ResNet is available in several standard configurations differentiated by the number of layers:

| Variant | Layers | Block Type | Parameters (approx.) | |---|---|---|---| | ResNet-18 | 18 | Basic block | 11M | | ResNet-34 | 34 | Basic block | 21M | | ResNet-50 | 50 | Bottleneck block | 25M | | ResNet-101 | 101 | Bottleneck block | 44M | | ResNet-152 | 152 | Bottleneck block | 60M |

For ResNet-50 and deeper, the basic two-layer residual block is replaced with a three-layer bottleneck block: a 1x1 convolution that reduces channel dimensions, a 3x3 convolution, and a 1x1 convolution that restores dimensions. This reduces computational cost while allowing the network to go deeper.

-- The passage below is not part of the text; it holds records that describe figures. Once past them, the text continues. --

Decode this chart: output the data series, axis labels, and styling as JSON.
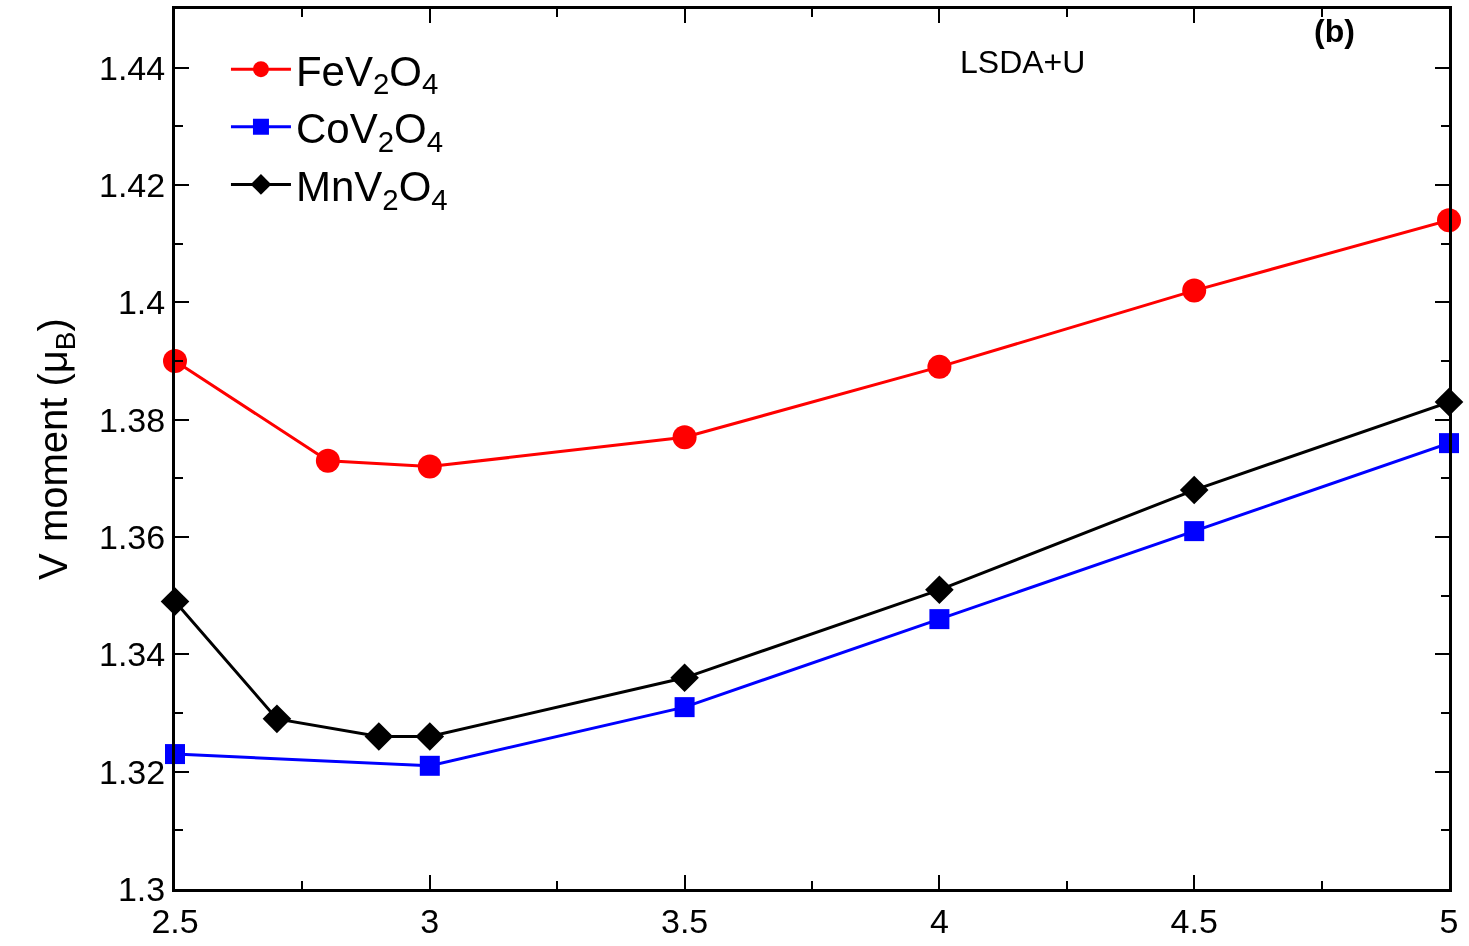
{
  "chart_data": {
    "type": "line",
    "ylabel": "V moment (μ$_{B}$)",
    "annotations": [
      "(b)",
      "LSDA+U"
    ],
    "series": [
      {
        "name": "FeV$_{2}$O$_{4}$",
        "color": "#ff0000",
        "marker": "circle",
        "x": [
          2.5,
          2.8,
          3,
          3.5,
          4,
          4.5,
          5
        ],
        "values": [
          1.39,
          1.373,
          1.372,
          1.377,
          1.389,
          1.402,
          1.414
        ]
      },
      {
        "name": "CoV$_{2}$O$_{4}$",
        "color": "#0000ff",
        "marker": "square",
        "x": [
          2.5,
          3,
          3.5,
          4,
          4.5,
          5
        ],
        "values": [
          1.323,
          1.321,
          1.331,
          1.346,
          1.361,
          1.376
        ]
      },
      {
        "name": "MnV$_{2}$O$_{4}$",
        "color": "#000000",
        "marker": "diamond",
        "x": [
          2.5,
          2.7,
          2.9,
          3,
          3.5,
          4,
          4.5,
          5
        ],
        "values": [
          1.349,
          1.329,
          1.326,
          1.326,
          1.336,
          1.351,
          1.368,
          1.383
        ]
      }
    ],
    "xlim": [
      2.5,
      5
    ],
    "xticks": [
      2.5,
      3,
      3.5,
      4,
      4.5,
      5
    ],
    "ylim": [
      1.3,
      1.45
    ],
    "yticks": [
      1.3,
      1.32,
      1.34,
      1.36,
      1.38,
      1.4,
      1.42,
      1.44
    ],
    "legend": "top left",
    "line_style": "solid"
  }
}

Influence on Subsequent Architectures

ResNet's skip connection concept proved to be one of the most generative ideas in deep learning history. Virtually every major deep learning architecture developed after 2015 incorporates some form of residual or skip connection:

  • DenseNet (2016): Extends the skip connection concept by connecting each layer to every subsequent layer within a dense block, creating a concatenated feature reuse.
  • U-Net and Feature Pyramid Networks: Use skip connections between encoder and decoder paths for semantic segmentation and object detection.
  • Transformer architectures: Every transformer block includes a residual connection around the attention sublayer and the feed-forward sublayer, making transformers a descendant of the residual network philosophy even in NLP.
  • EfficientNet, ConvNeXt, ResNeXt: Build on the residual block paradigm with architectural improvements to scaling, grouped convolutions, and modern training techniques.

Training and Transfer Learning

Pre-trained ResNet models — particularly ResNet-50 and ResNet-101 — became foundational tools for transfer learning in computer vision. A ResNet pre-trained on ImageNet provides rich visual feature representations that can be fine-tuned for downstream tasks including medical image analysis, satellite imagery classification, industrial defect detection, and facial recognition. The Hugging Face model hub hosts hundreds of task-specific fine-tunes of ResNet variants.

ResNet in Practice Today

While newer architectures such as Vision Transformers (ViT) have surpassed ResNets on several benchmarks when trained on very large datasets, ResNets remain widely used in production systems due to their efficiency, interpretability, and well-understood behaviour. For edge deployment, smaller ResNet variants are frequently chosen because their convolutional structure is highly optimised for GPU and NPU inference. TensorFlow Lite, CoreML, and ONNX all provide optimised ResNet implementations for on-device inference.

References

  1. He, K., Zhang, X., Ren, S., & Sun, J. (2016). Deep residual learning for image recognition. Proceedings of the IEEE Conference on Computer Vision and Pattern Recognition (CVPR), 770-778.
  2. He, K., Zhang, X., Ren, S., & Sun, J. (2016). Identity mappings in deep residual networks. European Conference on Computer Vision (ECCV). Springer, Cham.
  3. Huang, G., Liu, Z., Van Der Maaten, L., & Weinberger, K. Q. (2017). Densely connected convolutional networks. CVPR 2017.
  4. Tan, M., & Le, Q. V. (2019). EfficientNet: Rethinking model scaling for convolutional neural networks. Proceedings of ICML 2019.
  5. Analytics Vidhya. (2023). Deep Residual Learning for Image Recognition: ResNet Explained. Analytics Vidhya Blog.